The first of the tree pieces was the Sonata for Clarinet and Piano by Hindemith. A wide variety of moods was expressed in the Sonata: From the dreamy, whispering first movement through the swift and mostly playful second movement, to the lively finale with its childlike skipping rhythms. The seamless playing of this meditative piece created a jewel of an introduction to the rest of the program.
Next we heard the Suite for Piano, Opus 13 by the Moravian composer Haas. Haas, not widely known in the United States, was influenced by folk music of his native land and jazz from abroad. Elements of both can be discerned in the suite, which was admirably played by Botkin. A work with quick rhythmic shifts, it creates moods ranging from gentle poignant to highly dramatic.

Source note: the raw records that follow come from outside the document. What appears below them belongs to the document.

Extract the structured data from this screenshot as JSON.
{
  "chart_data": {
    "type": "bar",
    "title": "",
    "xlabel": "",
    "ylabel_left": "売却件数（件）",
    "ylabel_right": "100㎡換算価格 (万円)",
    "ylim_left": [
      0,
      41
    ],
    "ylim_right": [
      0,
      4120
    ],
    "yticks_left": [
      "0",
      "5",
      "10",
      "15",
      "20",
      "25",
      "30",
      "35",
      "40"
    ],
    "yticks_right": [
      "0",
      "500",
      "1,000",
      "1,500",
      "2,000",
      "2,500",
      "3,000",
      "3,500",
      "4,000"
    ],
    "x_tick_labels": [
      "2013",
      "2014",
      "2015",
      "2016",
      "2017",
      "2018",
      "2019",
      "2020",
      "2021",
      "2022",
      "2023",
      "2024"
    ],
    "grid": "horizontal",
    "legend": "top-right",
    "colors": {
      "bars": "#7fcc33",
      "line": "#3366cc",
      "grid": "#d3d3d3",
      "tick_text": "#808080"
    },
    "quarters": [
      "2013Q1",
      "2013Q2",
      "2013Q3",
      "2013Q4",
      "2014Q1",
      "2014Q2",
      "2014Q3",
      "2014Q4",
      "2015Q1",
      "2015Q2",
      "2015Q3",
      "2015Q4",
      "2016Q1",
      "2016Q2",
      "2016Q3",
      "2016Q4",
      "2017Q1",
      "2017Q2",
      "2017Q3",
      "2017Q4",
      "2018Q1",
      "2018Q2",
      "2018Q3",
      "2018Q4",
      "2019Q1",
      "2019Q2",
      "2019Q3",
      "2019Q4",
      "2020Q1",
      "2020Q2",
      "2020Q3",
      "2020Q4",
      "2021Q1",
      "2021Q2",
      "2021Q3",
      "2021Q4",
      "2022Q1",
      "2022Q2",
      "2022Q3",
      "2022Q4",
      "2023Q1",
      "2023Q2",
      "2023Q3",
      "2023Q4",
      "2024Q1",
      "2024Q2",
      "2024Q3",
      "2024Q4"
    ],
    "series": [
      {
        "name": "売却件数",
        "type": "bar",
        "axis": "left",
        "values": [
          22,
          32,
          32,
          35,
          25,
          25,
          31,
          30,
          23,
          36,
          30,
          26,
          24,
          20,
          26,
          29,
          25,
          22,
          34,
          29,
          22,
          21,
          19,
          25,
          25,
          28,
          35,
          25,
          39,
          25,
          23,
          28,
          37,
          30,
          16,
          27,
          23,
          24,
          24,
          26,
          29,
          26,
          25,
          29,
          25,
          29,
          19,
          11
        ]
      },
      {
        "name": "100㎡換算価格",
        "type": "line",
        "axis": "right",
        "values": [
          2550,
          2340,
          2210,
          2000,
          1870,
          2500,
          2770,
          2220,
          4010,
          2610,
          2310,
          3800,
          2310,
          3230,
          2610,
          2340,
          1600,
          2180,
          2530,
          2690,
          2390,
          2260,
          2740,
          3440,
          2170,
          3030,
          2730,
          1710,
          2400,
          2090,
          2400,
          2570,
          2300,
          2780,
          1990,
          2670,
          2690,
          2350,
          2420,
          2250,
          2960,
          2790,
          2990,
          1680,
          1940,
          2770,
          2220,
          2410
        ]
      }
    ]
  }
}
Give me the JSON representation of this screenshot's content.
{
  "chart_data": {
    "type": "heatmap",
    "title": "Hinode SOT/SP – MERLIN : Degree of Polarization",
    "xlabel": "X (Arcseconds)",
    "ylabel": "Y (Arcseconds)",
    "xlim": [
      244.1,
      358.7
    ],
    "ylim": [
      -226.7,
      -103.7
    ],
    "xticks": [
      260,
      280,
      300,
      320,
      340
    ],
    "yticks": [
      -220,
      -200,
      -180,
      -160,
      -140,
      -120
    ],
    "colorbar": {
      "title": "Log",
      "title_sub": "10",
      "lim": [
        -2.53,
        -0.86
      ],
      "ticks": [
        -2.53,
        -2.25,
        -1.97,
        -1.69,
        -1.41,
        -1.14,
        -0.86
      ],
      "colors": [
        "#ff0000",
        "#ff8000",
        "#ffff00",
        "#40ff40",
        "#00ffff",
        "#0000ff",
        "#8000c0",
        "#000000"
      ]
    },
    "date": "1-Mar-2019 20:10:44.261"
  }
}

The grand showpiece was a performance of Messiaen's Quartet for the End of Time.This work and performance were accurately described by a friend as the final notes sounded: ‘Monumental!’
Eight movements of a dazzling variety of instrumental combinations and styles, it was composed under the worst conditions imaginable. Messiaen was a prisoner in a Nazi work camp when he wrote the score, and it was first played before a group of prisoners and guards in 1941.
The power of Messiaen's score is in the complete absence of traditional forms. It is totally original and almost impossible to describe. Certainly it is more ‘avant’ than most musical works of the 20th century. The elusive nature of the Quartet is partly explained by the title. Messiaen, a deeply religious man, drew the central idea from the Book of Revelation where the angel utters the apocalyptic decree: ‘There shall be no more time.’
Such a concept forces one to see - through the music - time, life and death from a new, mystical perspective. The Quartet employs bird song [subtly evoked by the clarinet], hypnotic piano passages, melancholy glissando sounds from the cello, and a hear-breaking meditation by the violin [played with the purest of tones by Tucker].
The Quartet score is fearfully difficult but it was flawlessly interpreted by these fine musicians. Their triumph and Messiaen's clearly was apparent at the conclusion by the audience's clamorous, standing, shouting ovation.
Note: All reviews are edited for length and spelling.